Thursday, November 10, 2005

Proprioreceptive (PNF) Stretching

Flexibility is an important part of being fit. Stretching is a key way to increase your flexibility. It is important to stretch before and after a workout, especially with the muscles that are in the work out routine. Stretching is a way to warm up and cool down muscles, get blood to your muscle cell, increase the range of motions of joints, and put less stress on joints, muscles and connective tissue.

Proprioreceptors on muscles relay muscle movement information to the central nervous system (CNS). When the muscle stretches to a maximal point, the CNS signals for the muscle to contract. After some seconds, other proprioreceptors signal a relaxation reaction. This all prevents overstraining muscles and injury.
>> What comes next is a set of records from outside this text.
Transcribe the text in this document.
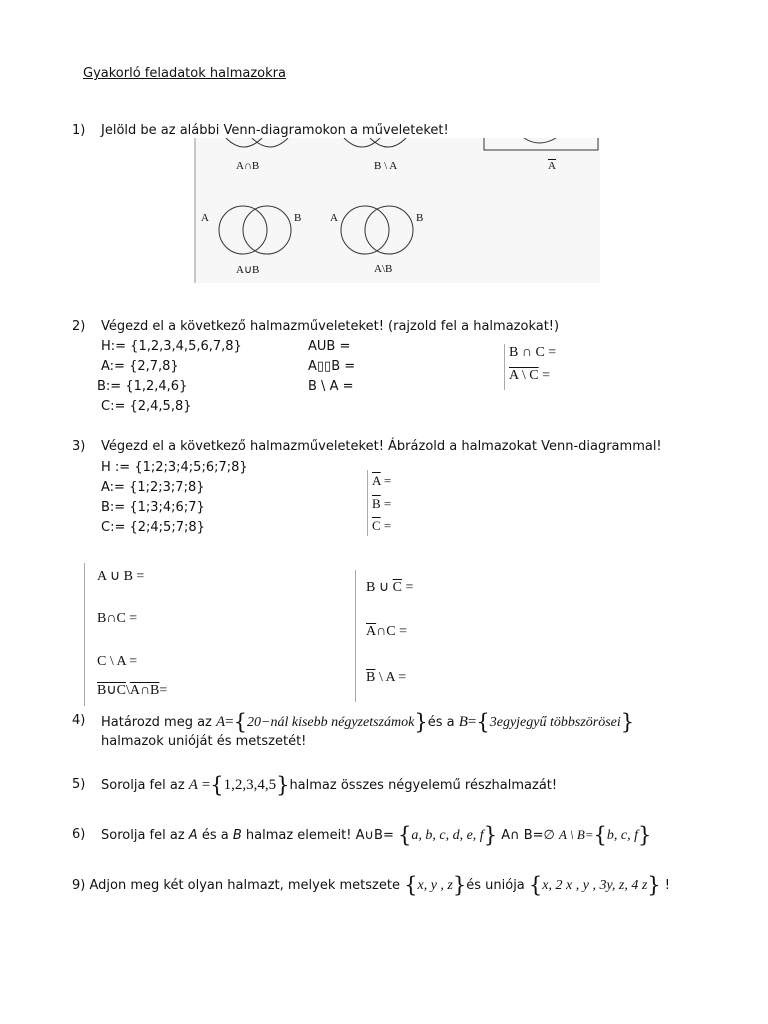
Gyakorló feladatok halmazokra
1) Jelöld be az alábbi Venn-diagramokon a műveleteket!
A∩B	B \ A	$\overline{A}$
A	B
A∪B
A	B
A\B
2) Végezd el a következő halmazműveleteket! (rajzold fel a halmazokat!)
H:= {1,2,3,4,5,6,7,8}
A:= {2,7,8}
B:= {1,2,4,6}
C:= {2,4,5,8}
AUB =
A▯▯B =
B \ A =
B ∩ C =
A \ C =
3) Végezd el a következő halmazműveleteket! Ábrázold a halmazokat Venn-diagrammal!
H := {1;2;3;4;5;6;7;8}
A:= {1;2;3;7;8}
B:= {1;3;4;6;7}
C:= {2;4;5;7;8}
$\overline{A}$ =
$\overline{B}$ =
$\overline{C}$ =
A ∪ B =
B∩C =
C \ A =
B∪C\A∩B=
B ∪ $\overline{C}$ =
$\overline{A}\cap C$ =
$\overline{B}$ \ A =
4) Határozd meg az A={20−nál kisebb négyzetszámok}és a B={3egyjegyű többszörösei}
halmazok unióját és metszetét!
5) Sorolja fel az A ={1,2,3,4,5}halmaz összes négyelemű részhalmazát!
6) Sorolja fel az A és a B halmaz elemeit! A∪B= {a, b, c, d, e, f} A∩ B=∅ A \ B={b, c, f}
9) Adjon meg két olyan halmazt, melyek metszete {x, y , z}és uniója {x, 2 x , y , 3y, z, 4 z} !
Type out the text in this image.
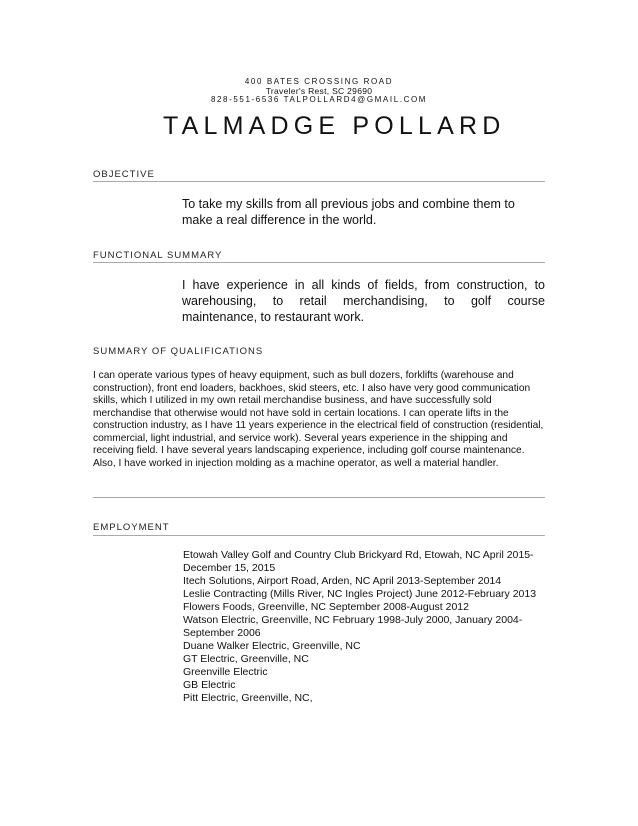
400 BATES CROSSING ROAD
Traveler's Rest, SC 29690
828-551-6536 TALPOLLARD4@GMAIL.COM
TALMADGE POLLARD
OBJECTIVE
To take my skills from all previous jobs and combine them to make a real difference in the world.
FUNCTIONAL SUMMARY
I have experience in all kinds of fields, from construction, to warehousing, to retail merchandising, to golf course maintenance, to restaurant work.
SUMMARY OF QUALIFICATIONS
I can operate various types of heavy equipment, such as bull dozers, forklifts (warehouse and construction), front end loaders, backhoes, skid steers, etc. I also have very good communication skills, which I utilized in my own retail merchandise business, and have successfully sold merchandise that otherwise would not have sold in certain locations. I can operate lifts in the construction industry, as I have 11 years experience in the electrical field of construction (residential, commercial, light industrial, and service work). Several years experience in the shipping and receiving field. I have several years landscaping experience, including golf course maintenance. Also, I have worked in injection molding as a machine operator, as well a material handler.
EMPLOYMENT
Etowah Valley Golf and Country Club Brickyard Rd, Etowah, NC April 2015-December 15, 2015
Itech Solutions, Airport Road, Arden, NC April 2013-September 2014
Leslie Contracting (Mills River, NC Ingles Project) June 2012-February 2013
Flowers Foods, Greenville, NC September 2008-August 2012
Watson Electric, Greenville, NC February 1998-July 2000, January 2004- September 2006
Duane Walker Electric, Greenville, NC
GT Electric, Greenville, NC
Greenville Electric
GB Electric
Pitt Electric, Greenville, NC,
In Proprioreceptive Neuromuscular Facilitation (PNF), the muscle is stretched to a greater degree by increasing the proprioceptor signals through a 5- to 10-second voluntary muscle contraction, followed by a 5- to 10-second voluntary muscle relaxation. The athlete holds and contracts the muscle against resistance from a partner for 10 seconds. The athlete then relaxes, and the partner slowly moves the muscle to a new static position. This is repeated two to three times.

Intermediate and advanced athletes should partake in this type of stretching, and should be overseen by a personal trainer the first time they do it.